The Trump administration is reportedly considering lifting some tariffs on China to help get a trade deal done
- The US is considering eliminating some or all tariffs on China, the Wall Street Journal reported Thursday.
- Treasury Secretary Steven Mnuchin is pushing for tariffs on $250 billion worth of Chinese goods to be stopped, arguing the move would help the two sides toward a trade deal.
- US Trade Representative Robert Lighthizer is against the move.
- The Trump administration and Beijing have paused their trade war until March 1 amid negotiations over a larger deal.
Treasury Secretary Steven Mnuchin and some Trump administration officials are pushing for the US to lift tariffs on Chinese goods to calm worried investors and get Beijing on board with a larger trade deal, according to a new report.
The Wall Street Journal reported that Mnuchin has brought up the idea of removing some or all tariffs on Chinese goods as an incentive for the Chinese to agree to a deal.
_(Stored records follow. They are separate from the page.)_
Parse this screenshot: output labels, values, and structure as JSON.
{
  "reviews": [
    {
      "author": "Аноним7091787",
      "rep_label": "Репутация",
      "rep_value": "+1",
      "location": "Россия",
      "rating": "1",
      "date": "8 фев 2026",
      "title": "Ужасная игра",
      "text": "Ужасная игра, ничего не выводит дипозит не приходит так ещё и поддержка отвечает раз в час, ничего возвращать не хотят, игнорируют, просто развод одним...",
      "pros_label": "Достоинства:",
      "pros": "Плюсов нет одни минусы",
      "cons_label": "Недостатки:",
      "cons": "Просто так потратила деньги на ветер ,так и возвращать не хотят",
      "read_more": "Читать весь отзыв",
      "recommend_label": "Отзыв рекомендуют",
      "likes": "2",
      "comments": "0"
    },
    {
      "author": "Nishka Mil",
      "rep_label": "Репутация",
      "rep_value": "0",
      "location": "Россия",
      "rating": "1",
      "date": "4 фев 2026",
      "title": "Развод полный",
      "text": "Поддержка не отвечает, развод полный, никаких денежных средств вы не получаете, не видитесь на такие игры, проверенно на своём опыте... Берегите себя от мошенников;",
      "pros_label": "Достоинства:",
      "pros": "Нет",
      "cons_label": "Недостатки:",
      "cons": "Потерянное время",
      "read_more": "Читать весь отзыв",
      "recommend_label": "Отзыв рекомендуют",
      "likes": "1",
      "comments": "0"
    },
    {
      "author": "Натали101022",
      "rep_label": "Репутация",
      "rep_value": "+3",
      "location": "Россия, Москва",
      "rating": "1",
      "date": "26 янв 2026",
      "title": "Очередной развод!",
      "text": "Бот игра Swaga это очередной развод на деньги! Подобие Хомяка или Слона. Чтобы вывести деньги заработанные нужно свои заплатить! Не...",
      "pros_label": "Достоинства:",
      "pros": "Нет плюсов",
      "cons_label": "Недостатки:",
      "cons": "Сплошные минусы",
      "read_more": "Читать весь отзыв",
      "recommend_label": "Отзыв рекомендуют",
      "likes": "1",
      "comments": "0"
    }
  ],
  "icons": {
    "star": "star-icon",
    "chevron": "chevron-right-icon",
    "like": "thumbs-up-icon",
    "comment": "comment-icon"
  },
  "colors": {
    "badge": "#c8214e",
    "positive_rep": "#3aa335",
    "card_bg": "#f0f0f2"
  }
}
More hawkish members of President Donald Trump's trade team, including US Trade Representative Robert Lighthizer, the lead negotiator with Beijing, are against such a move.The US currently has tariffs on $250 billion worth of Chinese goods coming into the country.
Lighthizer has expressed concern that lifting the tariffs would squander any leverage the US has on China and would result in a less favorable deal, according to the Journal. Trump's decades-long preference for tariffs and hard-nosed trade views have usually hewed closer to Lighthizer's opinions than Mnuchin's.
But according to the Journal, Trump has pressured Lighthizer in recent weeks to reach a deal and avoid a possibly devastating escalation of the trade war.
The US and China are currently in the midst of a trade war ceasefire, with no new tariffs or increase in duties allowed to go into effect until March 1. After that deadline, the US's 10% tariff on $200 billion worth of Chinese goods is set to increase to 25%. Trump has also threatened to place tariffs on the remaining $267 billion worth of Chinese goods that have yet to be caught up in the trade war.
US officials and Chinese officials have met in recent weeks to try and hash out a deal on trade. Chinese Vice Premier Liu He, the country's top economic official, is scheduled to come to Washington, DC, on January 30 for talks.
The Treasury Department did not immediately return a request for comment.